Under Trump’s presidency, The United States is withdrawing from the Paris Climate Agreement. On November 7th 2017, Syria signed on to the agreement, making the United States the only Country in the United Nations who has not agreed to work collaboratively to prevent climate change. Considering the United States is one of the largest contributors of greenhouse gas emissions, it is imperative for the U.S. to be fully involved in any international efforts to fight against it. I am currently majoring in Urban Studies with a concentration in Environmental Science and Sustainable Development with a Minor in Political Science at Barnard College. My hope is that my studies will enable me to implement policies in the United States that will prevent further anthropogenic climate change by corporations while also researching sustainable development plans for future city projects. Although my state New York has joined the U.S. Climate Alliance (a sub national coalition of states independently pledging to follow the goals of the Paris Agreement), cooperation must occur on the federal level to successfully reduce greenhouse gas emissions that contribute to ongoing climate change.
Thanks for sharing such a personal story, Maggie. It’s really powerful to hear your personal account, and makes the issues seem even more urgent.I appreciate your call to action in the end and your own plans for the future.
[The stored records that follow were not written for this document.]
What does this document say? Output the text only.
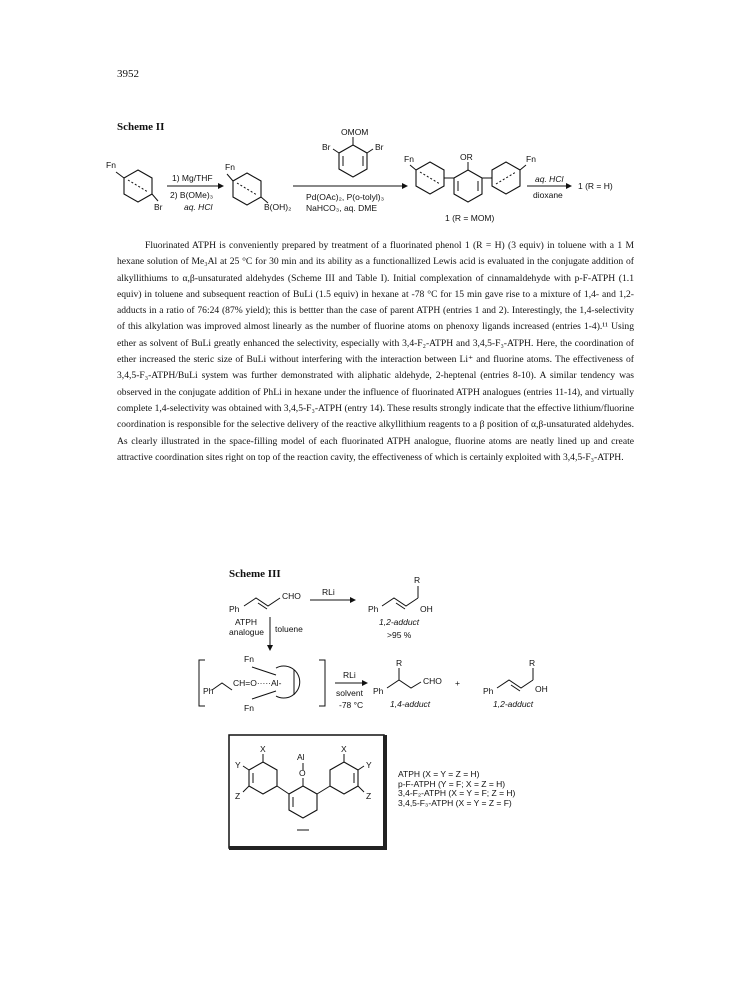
3952
Scheme II
Fn
Br
1) Mg/THF
2) B(OMe)₃
aq. HCl
Fn
B(OH)₂
OMOM
Br	Br
Pd(OAc)₂, P(o-tolyl)₃
NaHCO₃, aq. DME
Fn	Fn
OR
1 (R = MOM)
aq. HCl
dioxane
1 (R = H)

Fluorinated ATPH is conveniently prepared by treatment of a fluorinated phenol 1 (R = H) (3 equiv) in toluene with a 1 M hexane solution of Me₃Al at 25 °C for 30 min and its ability as a functionallized Lewis acid is evaluated in the conjugate addition of alkyllithiums to α,β-unsaturated aldehydes (Scheme III and Table I). Initial complexation of cinnamaldehyde with p-F-ATPH (1.1 equiv) in toluene and subsequent reaction of BuLi (1.5 equiv) in hexane at -78 °C for 15 min gave rise to a mixture of 1,4- and 1,2-adducts in a ratio of 76:24 (87% yield); this is bettter than the case of parent ATPH (entries 1 and 2). Interestingly, the 1,4-selectivity of this alkylation was improved almost linearly as the number of fluorine atoms on phenoxy ligands increased (entries 1-4).¹¹ Using ether as solvent of BuLi greatly enhanced the selectivity, especially with 3,4-F₂-ATPH and 3,4,5-F₃-ATPH. Here, the coordination of ether increased the steric size of BuLi without interfering with the interaction between Li⁺ and fluorine atoms. The effectiveness of 3,4,5-F₃-ATPH/BuLi system was further demonstrated with aliphatic aldehyde, 2-heptenal (entries 8-10). A similar tendency was observed in the conjugate addition of PhLi in hexane under the influence of fluorinated ATPH analogues (entries 11-14), and virtually complete 1,4-selectivity was obtained with 3,4,5-F₃-ATPH (entry 14). These results strongly indicate that the effective lithium/fluorine coordination is responsible for the selective delivery of the reactive alkyllithium reagents to a β position of α,β-unsaturated aldehydes. As clearly illustrated in the space-filling model of each fluorinated ATPH analogue, fluorine atoms are neatly lined up and create attractive coordination sites right on top of the reaction cavity, the effectiveness of which is certainly exploited with 3,4,5-F₃-ATPH.

Scheme III
Ph
CHO RLi
R
Ph	OH
1,2-adduct
>95 %
ATPH
analogue toluene
Fn
Ph
CH=O·····Al-
Fn
RLi
solvent
-78 °C
R
Ph
CHO +
R
Ph	OH
1,4-adduct	1,2-adduct
X	X
Y	Y
Z	Z
Al
O	ATPH (X = Y = Z = H)
p-F-ATPH (Y = F; X = Z = H)
3,4-F₂-ATPH (X = Y = F; Z = H)
3,4,5-F₃-ATPH (X = Y = Z = F)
I appreciated reading this entry, Maggie. Hearing stories of how climate change and its consequential outcomes actually do affect people is significant. It brings light to the issue in a way that is sometimes easier to grasp than numbers, despite their own extreme significance. I too, being from a coastal town on Long Island, remember Hurricane Sandy and the days after as being an event like no other I had ever experienced. It was the first time I had personally ever feared nature as being a threat for my own safety. The prospect of an increase in the rate of such storms/similar events is even more terrifying. I wholeheartedly agree with your recommendations for our country and climate change at the end of your piece.
Thank you for sharing, Maggie. I remember a few years after the hurricane that I watched my grandmom perform in a play about the effects of Sandy on Long Island. It was really my first experience seeing how devastating Sandy was. I appreciate your call to action!